Observe this image of a hypnotic grand design galaxy recently shared by European Southern Observatory (ESO).
On its website ESO describes galaxy NGC 4254: “This image features the spectacular galaxy NGC 4254, also known as Messier 99. It’s an example of a grand design spiral galaxy, featuring strong, prominent, well-defined arms that wrap clearly around the galaxy’s centre.

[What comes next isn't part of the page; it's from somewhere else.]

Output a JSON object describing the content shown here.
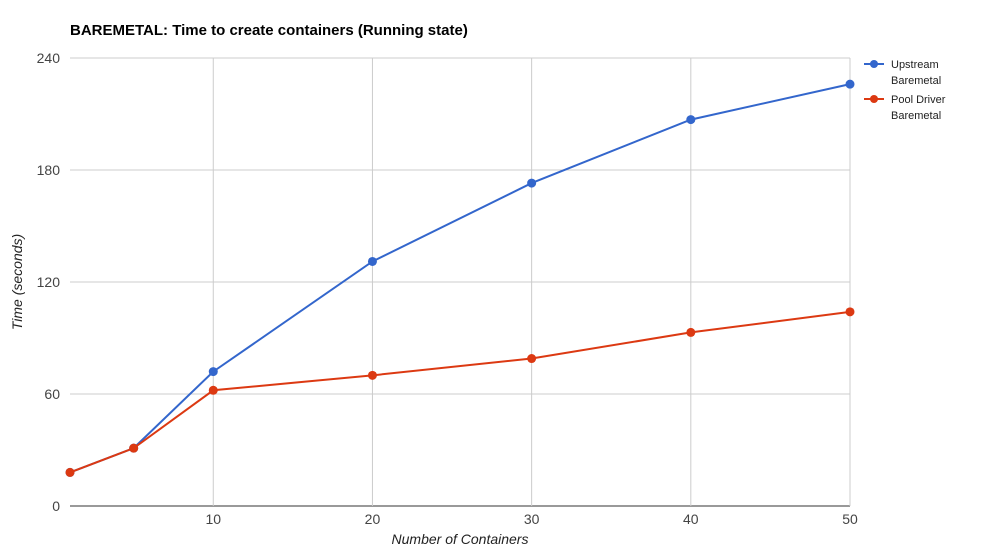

Messier 99 is located 49 million light-years from Earth in the constellation of Coma Berenices (in the Virgo Galaxy Cluster). Here it was imaged in exquisite detail by the Multi-Unit Spectroscopic Explorer (MUSE) on ESO’s Very Large Telescope (VLT). It is a combination of observations conducted in different colours, or wavelengths, of light, showing clouds of gas ionised by newly born stars. Hydrogen, oxygen and sulphur gas are shown in red, blue and orange respectively.

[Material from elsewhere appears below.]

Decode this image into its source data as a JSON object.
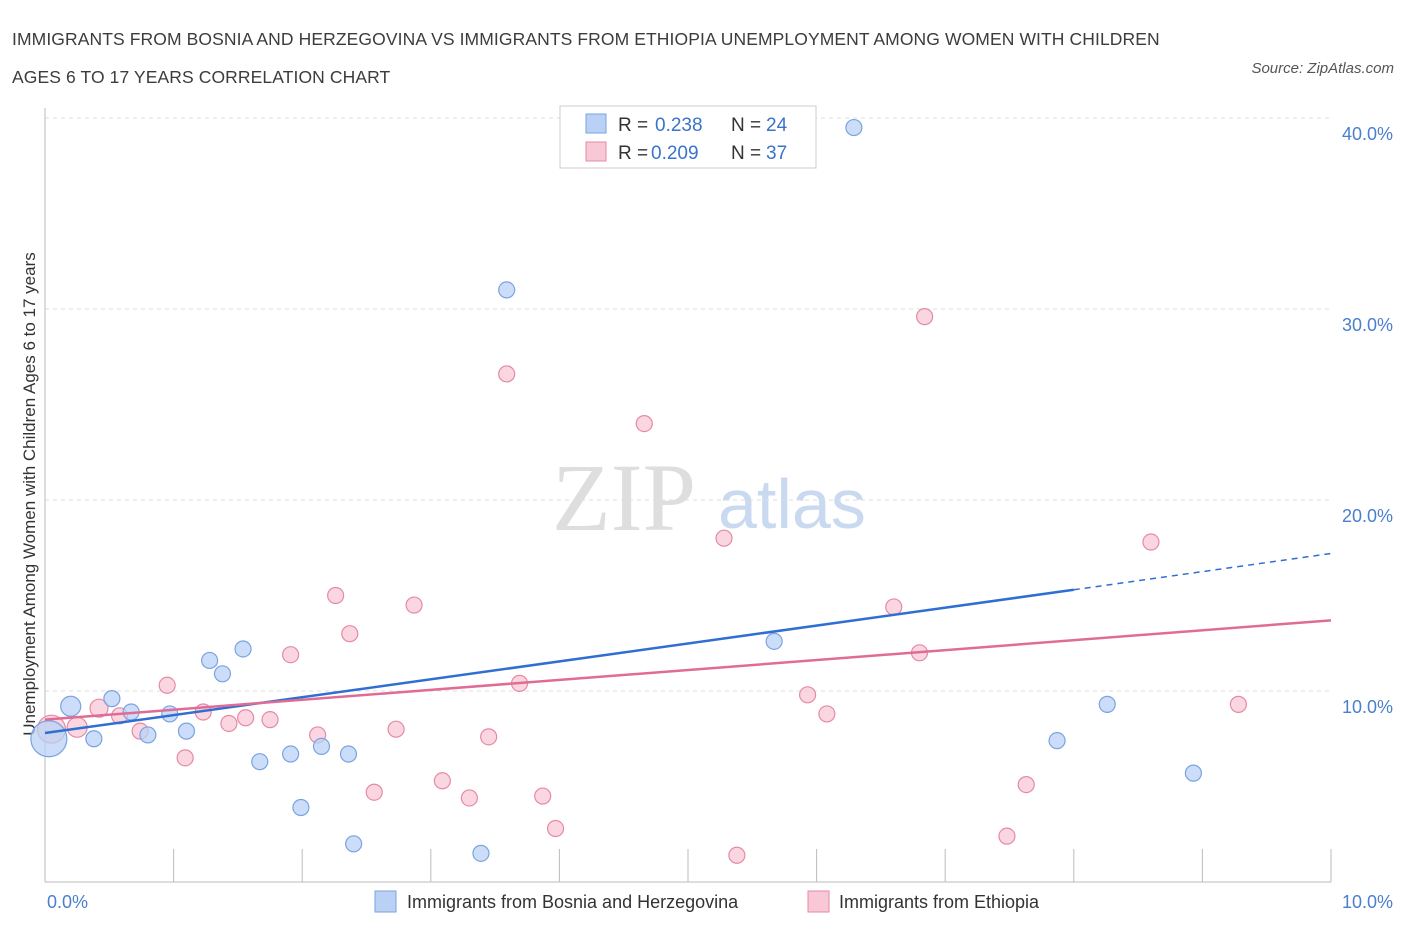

The image was taken as part of the Physics at High Angular resolution in Nearby GalaxieS (PHANGS) project, which is making high-resolution observations of nearby galaxies across all wavelengths of the electromagnetic spectrum to understand the life-cycle of star formation in galaxies.”

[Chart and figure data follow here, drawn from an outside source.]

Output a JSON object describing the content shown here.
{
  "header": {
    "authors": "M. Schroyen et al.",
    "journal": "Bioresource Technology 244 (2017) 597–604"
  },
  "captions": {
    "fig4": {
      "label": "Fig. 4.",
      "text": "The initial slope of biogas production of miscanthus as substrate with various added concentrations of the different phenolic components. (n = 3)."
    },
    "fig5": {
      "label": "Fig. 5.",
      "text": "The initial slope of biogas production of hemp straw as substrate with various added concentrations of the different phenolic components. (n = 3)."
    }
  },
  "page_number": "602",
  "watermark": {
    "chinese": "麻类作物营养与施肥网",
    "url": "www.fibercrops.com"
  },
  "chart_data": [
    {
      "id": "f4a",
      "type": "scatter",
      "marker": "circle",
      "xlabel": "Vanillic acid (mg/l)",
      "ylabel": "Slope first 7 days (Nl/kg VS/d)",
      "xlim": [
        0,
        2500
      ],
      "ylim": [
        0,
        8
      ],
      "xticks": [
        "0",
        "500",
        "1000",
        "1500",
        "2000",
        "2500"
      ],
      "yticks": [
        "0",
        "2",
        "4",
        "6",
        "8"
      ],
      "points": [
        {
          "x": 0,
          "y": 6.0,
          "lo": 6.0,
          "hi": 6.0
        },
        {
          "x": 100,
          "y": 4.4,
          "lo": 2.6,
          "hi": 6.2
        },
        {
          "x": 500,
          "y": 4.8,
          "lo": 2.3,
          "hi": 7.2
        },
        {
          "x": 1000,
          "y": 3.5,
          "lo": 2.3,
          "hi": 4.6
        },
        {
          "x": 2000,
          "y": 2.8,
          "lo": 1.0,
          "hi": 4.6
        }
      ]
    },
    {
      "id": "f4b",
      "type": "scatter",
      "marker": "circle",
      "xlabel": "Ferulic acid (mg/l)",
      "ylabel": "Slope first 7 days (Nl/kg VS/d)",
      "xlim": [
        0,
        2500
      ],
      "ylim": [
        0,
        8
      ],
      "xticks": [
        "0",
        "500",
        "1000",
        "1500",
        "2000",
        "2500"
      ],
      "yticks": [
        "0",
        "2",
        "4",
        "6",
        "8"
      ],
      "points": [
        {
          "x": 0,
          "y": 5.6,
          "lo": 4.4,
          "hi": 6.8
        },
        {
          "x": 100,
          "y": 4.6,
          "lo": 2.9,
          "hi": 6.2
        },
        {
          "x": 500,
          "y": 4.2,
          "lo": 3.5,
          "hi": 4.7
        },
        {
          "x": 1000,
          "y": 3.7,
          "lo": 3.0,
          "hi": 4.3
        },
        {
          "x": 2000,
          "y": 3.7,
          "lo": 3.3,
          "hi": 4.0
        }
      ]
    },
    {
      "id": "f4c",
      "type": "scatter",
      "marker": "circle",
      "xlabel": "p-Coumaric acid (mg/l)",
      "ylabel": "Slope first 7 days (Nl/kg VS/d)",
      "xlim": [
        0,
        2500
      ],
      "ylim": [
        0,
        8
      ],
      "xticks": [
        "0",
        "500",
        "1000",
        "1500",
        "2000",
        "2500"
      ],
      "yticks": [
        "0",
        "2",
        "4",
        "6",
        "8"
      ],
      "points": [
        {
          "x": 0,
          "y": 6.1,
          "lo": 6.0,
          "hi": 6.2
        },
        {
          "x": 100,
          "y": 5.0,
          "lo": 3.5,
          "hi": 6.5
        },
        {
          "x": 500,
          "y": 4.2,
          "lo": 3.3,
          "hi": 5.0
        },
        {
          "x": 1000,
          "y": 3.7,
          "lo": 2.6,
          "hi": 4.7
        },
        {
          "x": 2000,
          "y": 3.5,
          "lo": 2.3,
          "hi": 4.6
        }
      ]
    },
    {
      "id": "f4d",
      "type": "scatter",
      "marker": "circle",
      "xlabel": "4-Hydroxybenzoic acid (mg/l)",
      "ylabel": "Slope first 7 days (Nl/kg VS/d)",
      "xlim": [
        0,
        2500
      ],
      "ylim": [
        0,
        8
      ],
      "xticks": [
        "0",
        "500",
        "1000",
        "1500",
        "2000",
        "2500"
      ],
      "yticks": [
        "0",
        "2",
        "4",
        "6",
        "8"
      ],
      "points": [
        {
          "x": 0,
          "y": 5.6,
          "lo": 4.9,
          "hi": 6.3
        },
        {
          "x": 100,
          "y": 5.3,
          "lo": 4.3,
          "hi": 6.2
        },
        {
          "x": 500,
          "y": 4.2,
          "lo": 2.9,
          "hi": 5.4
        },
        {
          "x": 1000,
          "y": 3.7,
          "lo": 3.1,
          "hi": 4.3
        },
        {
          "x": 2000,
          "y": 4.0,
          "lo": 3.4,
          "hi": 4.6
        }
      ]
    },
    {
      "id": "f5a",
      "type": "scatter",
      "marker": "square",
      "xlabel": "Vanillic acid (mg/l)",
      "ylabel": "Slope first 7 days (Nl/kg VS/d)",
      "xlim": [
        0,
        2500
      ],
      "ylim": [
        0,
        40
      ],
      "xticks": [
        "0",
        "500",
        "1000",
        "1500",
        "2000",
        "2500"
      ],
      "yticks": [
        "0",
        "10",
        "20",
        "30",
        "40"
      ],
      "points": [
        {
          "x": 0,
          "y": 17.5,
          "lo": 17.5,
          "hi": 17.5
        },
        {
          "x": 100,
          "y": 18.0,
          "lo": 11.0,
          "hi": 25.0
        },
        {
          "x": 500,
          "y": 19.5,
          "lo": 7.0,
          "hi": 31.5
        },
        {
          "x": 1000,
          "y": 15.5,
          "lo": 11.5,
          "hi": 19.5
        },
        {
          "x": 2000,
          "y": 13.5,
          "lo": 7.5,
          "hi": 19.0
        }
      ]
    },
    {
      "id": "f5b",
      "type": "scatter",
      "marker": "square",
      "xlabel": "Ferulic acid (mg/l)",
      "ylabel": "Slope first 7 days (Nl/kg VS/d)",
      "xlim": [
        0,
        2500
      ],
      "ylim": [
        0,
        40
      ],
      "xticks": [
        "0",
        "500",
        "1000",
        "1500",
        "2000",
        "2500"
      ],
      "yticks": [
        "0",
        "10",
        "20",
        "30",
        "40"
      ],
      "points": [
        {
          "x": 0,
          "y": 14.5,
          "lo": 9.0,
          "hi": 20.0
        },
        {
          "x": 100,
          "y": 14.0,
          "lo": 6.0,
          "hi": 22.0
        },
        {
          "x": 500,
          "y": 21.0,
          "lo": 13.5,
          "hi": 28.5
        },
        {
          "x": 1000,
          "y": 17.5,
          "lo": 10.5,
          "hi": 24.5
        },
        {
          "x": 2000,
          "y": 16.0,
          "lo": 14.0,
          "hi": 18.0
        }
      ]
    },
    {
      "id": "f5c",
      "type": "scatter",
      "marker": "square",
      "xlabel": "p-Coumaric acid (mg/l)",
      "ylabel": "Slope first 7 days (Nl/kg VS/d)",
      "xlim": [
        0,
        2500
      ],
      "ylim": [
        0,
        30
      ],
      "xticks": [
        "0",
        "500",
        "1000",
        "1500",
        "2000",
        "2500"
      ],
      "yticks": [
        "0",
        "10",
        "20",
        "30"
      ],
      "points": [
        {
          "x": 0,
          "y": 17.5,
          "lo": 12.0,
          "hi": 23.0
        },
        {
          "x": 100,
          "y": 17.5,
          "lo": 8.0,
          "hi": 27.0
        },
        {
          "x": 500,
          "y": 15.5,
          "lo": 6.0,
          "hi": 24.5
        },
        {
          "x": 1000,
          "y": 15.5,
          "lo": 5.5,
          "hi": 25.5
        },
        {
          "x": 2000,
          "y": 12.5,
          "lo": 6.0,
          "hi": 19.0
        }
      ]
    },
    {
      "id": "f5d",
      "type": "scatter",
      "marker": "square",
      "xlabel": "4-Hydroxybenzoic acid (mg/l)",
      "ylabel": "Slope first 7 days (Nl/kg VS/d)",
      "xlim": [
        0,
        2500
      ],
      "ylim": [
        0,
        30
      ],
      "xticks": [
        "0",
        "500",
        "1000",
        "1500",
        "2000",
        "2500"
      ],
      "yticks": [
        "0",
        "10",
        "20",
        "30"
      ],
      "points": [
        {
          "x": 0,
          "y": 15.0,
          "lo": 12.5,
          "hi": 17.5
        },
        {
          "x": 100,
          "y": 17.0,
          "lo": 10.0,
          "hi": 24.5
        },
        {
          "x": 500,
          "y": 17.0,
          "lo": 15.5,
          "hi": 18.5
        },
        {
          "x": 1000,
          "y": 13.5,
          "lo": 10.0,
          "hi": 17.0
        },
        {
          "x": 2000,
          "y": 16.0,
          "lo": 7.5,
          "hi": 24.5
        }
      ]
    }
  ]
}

And look at how absolutely brilliant it is!
(Read James Webb Telescope just returned its first image and it is glorious)
A grand desing galaxy is a type of spiral galaxy with prominent and well-defined spiral arms, rather than multi-arm and flocculent spiral galaxies with subtle, fluffy and patchy spiral arms. The activity in this galaxy is three times higher than an average similar type galaxy, and the reason for this, according to astronomers, is a possible “close and rapid encounter ~280 Myr ago with another massive Virgo galaxy, followed by ram pressure stripping that is ongoing“. Astronomers have assessed this based on the “peculiar, one-armed spiral pattern of NGC 4254 and its distorted and kinematically perturbed atomic gas distribution“.